A hidden dialer code (*#9900#) reveals real remaining capacity through system logs searched for "mSavedBatteryAsoc." This percentage starts at 100% when new and declines with charge cycles unlike the static display in standard diagnostics. The EU energy-label system rates the Galaxy S25 Ultra at approximately 2,000 cycles before reaching 80% capacity while leaked labels suggest the S26 Ultra targets 1,200 cycles with higher endurance per charge.

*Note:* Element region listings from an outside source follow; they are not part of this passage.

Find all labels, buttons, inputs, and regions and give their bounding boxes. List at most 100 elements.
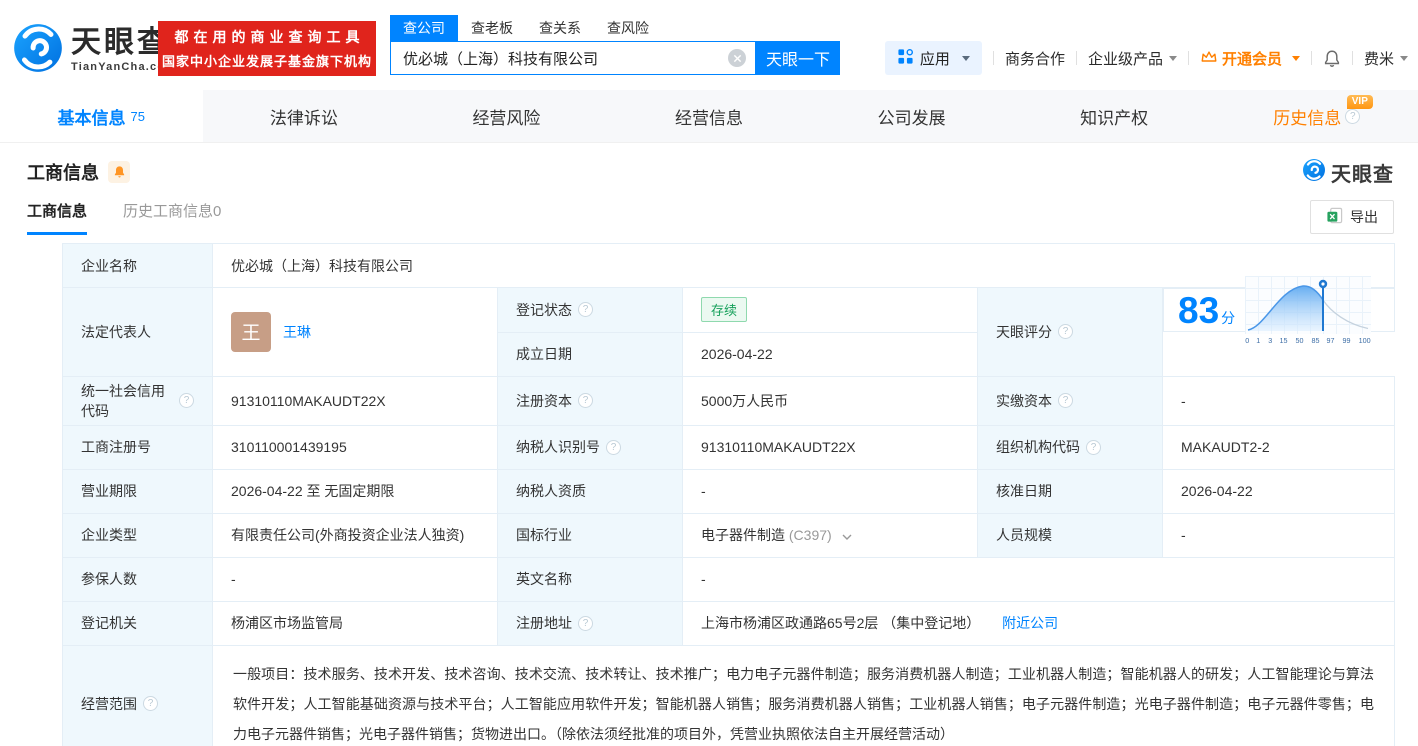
- help-icon[interactable]: ?: [143, 696, 158, 711]
- est-date-value: 2026-04-22: [682, 331, 978, 377]
- apps-menu-button[interactable]: 应用: [884, 41, 982, 75]
- help-icon[interactable]: ?: [1058, 393, 1073, 408]
- search-tab-risk[interactable]: 查风险: [594, 15, 662, 41]
- slogan-banner: 都在用的商业查询工具 国家中小企业发展子基金旗下机构: [158, 21, 376, 76]
- help-icon[interactable]: ?: [606, 439, 621, 455]
- slogan-line1: 都在用的商业查询工具: [174, 29, 365, 45]
- help-icon[interactable]: ?: [578, 302, 593, 318]
- enterprise-products-label: 企业级产品: [1087, 50, 1163, 68]
- chevron-down-icon[interactable]: [842, 527, 852, 543]
- search-button[interactable]: 天眼一下: [756, 41, 840, 75]
- industry-name: 电子器件制造: [701, 527, 785, 543]
- menu-divider: [992, 51, 994, 65]
- est-date-label: 成立日期: [497, 331, 683, 377]
- excel-icon: [1326, 207, 1343, 227]
- industry-label: 国标行业: [497, 512, 683, 558]
- help-icon[interactable]: ?: [578, 615, 593, 631]
- table-row: 经营范围 ? 一般项目：技术服务、技术开发、技术咨询、技术交流、技术转让、技术推…: [62, 644, 1396, 746]
- nearby-companies-link[interactable]: 附近公司: [1002, 615, 1058, 631]
- tianyancha-watermark: 天眼查: [1302, 158, 1394, 187]
- score-distribution-chart: 01 3 15 50 85 97 99 100: [1245, 275, 1373, 345]
- table-row: 法定代表人 王 王琳 登记状态 ? 存续 天眼评分 ? 83 分 0 1 3 1…: [62, 275, 1395, 377]
- help-icon[interactable]: ?: [1058, 324, 1073, 340]
- score-label: 天眼评分 ?: [977, 287, 1163, 377]
- reg-capital-value: 5000万人民币: [682, 375, 978, 426]
- open-vip-label: 开通会员: [1221, 50, 1282, 68]
- paid-capital-value: -: [1161, 375, 1396, 426]
- user-menu[interactable]: 费米: [1364, 48, 1408, 69]
- tab-operation-info[interactable]: 经营信息: [608, 90, 811, 142]
- staff-size-value: -: [1161, 512, 1396, 558]
- reg-address-value: 上海市杨浦区政通路65号2层 （集中登记地） 附近公司: [681, 600, 1396, 646]
- paid-capital-label: 实缴资本 ?: [977, 375, 1163, 426]
- subtab-history-business-info[interactable]: 历史工商信息0: [123, 200, 221, 232]
- taxpayer-quality-label: 纳税人资质: [497, 468, 683, 514]
- clear-search-icon[interactable]: [728, 49, 746, 67]
- notification-bell-icon[interactable]: [1323, 49, 1341, 68]
- table-row: 企业名称 优必城（上海）科技有限公司: [62, 243, 1396, 288]
- reg-number-value: 310110001439195: [212, 424, 498, 470]
- tab-basic-info[interactable]: 基本信息 75: [0, 90, 203, 142]
- business-term-value: 2026-04-22 至 无固定期限: [212, 468, 498, 514]
- help-icon[interactable]: ?: [179, 393, 194, 408]
- search-tabs: 查公司 查老板 查关系 查风险: [390, 15, 840, 41]
- chevron-down-icon: [961, 55, 970, 61]
- tab-basic-info-label: 基本信息: [57, 108, 126, 128]
- score-value-cell: 83 分 01 3 15 50 85 97 99 100: [1163, 275, 1395, 344]
- company-name-value: 优必城（上海）科技有限公司: [211, 243, 1396, 288]
- open-vip-link[interactable]: 开通会员: [1200, 48, 1300, 69]
- score-unit: 分: [1221, 309, 1236, 326]
- reg-capital-label: 注册资本 ?: [497, 375, 683, 426]
- enterprise-products-link[interactable]: 企业级产品: [1088, 48, 1177, 69]
- approval-date-value: 2026-04-22: [1161, 468, 1396, 514]
- watermark-label: 天眼查: [1331, 163, 1394, 186]
- reg-status-label: 登记状态 ?: [497, 287, 683, 333]
- table-row: 统一社会信用代码 ? 91310110MAKAUDT22X 注册资本 ? 500…: [62, 375, 1396, 426]
- tab-company-development[interactable]: 公司发展: [810, 90, 1013, 142]
- legal-rep-avatar[interactable]: 王: [231, 311, 271, 352]
- crown-icon: [1200, 50, 1218, 67]
- search-tab-company[interactable]: 查公司: [390, 15, 458, 41]
- tab-history-info[interactable]: 历史信息 ? VIP: [1215, 90, 1418, 142]
- legal-rep-name-link[interactable]: 王琳: [283, 322, 311, 342]
- company-nav-tabs: 基本信息 75 法律诉讼 经营风险 经营信息 公司发展 知识产权 历史信息 ? …: [0, 90, 1418, 143]
- site-header: 天眼查 TianYanCha.com 都在用的商业查询工具 国家中小企业发展子基…: [0, 0, 1418, 90]
- export-button[interactable]: 导出: [1310, 200, 1394, 234]
- reg-number-label: 工商注册号: [62, 424, 213, 470]
- insured-count-label: 参保人数: [62, 556, 213, 602]
- help-icon[interactable]: ?: [1086, 439, 1101, 455]
- header-menu: 应用 商务合作 企业级产品 开通会员 费米: [884, 41, 1408, 75]
- subtab-business-info[interactable]: 工商信息: [27, 200, 88, 235]
- credit-code-value: 91310110MAKAUDT22X: [212, 375, 498, 426]
- tab-legal-proceedings[interactable]: 法律诉讼: [203, 90, 406, 142]
- chevron-down-icon: [1168, 55, 1177, 61]
- search-tab-boss[interactable]: 查老板: [458, 15, 526, 41]
- tianyancha-logo[interactable]: 天眼查 TianYanCha.com: [12, 22, 176, 79]
- tianyancha-swirl-icon: [12, 22, 64, 79]
- vip-badge: VIP: [1346, 95, 1373, 109]
- table-row: 营业期限 2026-04-22 至 无固定期限 纳税人资质 - 核准日期 202…: [62, 468, 1396, 514]
- status-badge: 存续: [701, 297, 748, 323]
- search-tab-relation[interactable]: 查关系: [526, 15, 594, 41]
- export-label: 导出: [1350, 209, 1378, 225]
- section-title: 工商信息: [27, 163, 99, 183]
- tianyancha-swirl-icon: [1302, 158, 1326, 187]
- apps-grid-icon: [897, 48, 914, 69]
- legal-rep-label: 法定代表人: [62, 287, 213, 377]
- score-chart-x-axis: 01 3 15 50 85 97 99 100: [1245, 335, 1371, 345]
- search-input[interactable]: [390, 41, 756, 75]
- tab-intellectual-property[interactable]: 知识产权: [1013, 90, 1216, 142]
- help-icon[interactable]: ?: [1345, 108, 1361, 124]
- insured-count-value: -: [212, 556, 498, 602]
- english-name-value: -: [681, 556, 1396, 602]
- help-icon[interactable]: ?: [578, 393, 593, 408]
- menu-divider: [1310, 51, 1312, 65]
- company-type-value: 有限责任公司(外商投资企业法人独资): [212, 512, 498, 558]
- subscribe-bell-icon[interactable]: [108, 161, 130, 183]
- business-cooperation-link[interactable]: 商务合作: [1005, 48, 1065, 69]
- tab-history-info-label: 历史信息: [1273, 108, 1342, 128]
- tab-operation-risk[interactable]: 经营风险: [405, 90, 608, 142]
- org-code-value: MAKAUDT2-2: [1161, 424, 1396, 470]
- staff-size-label: 人员规模: [977, 512, 1163, 558]
- taxpayer-id-value: 91310110MAKAUDT22X: [682, 424, 978, 470]
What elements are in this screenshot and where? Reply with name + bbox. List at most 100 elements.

Samsung continues prioritizing thin designs over battery expansion according to company statements about avoiding Qi2 magnets in recent flagships. The newly released $65 Magnet Wireless Battery Pack requires a case for attachment since Galaxy S26 devices lack built-in magnetic charging support.

The power bank offers Qi2 certification with up to 15W wireless charging or 25W through USB-C alongside a built-in kickstand. Its design accommodates camera bumps that complicate third-party magnetic accessories.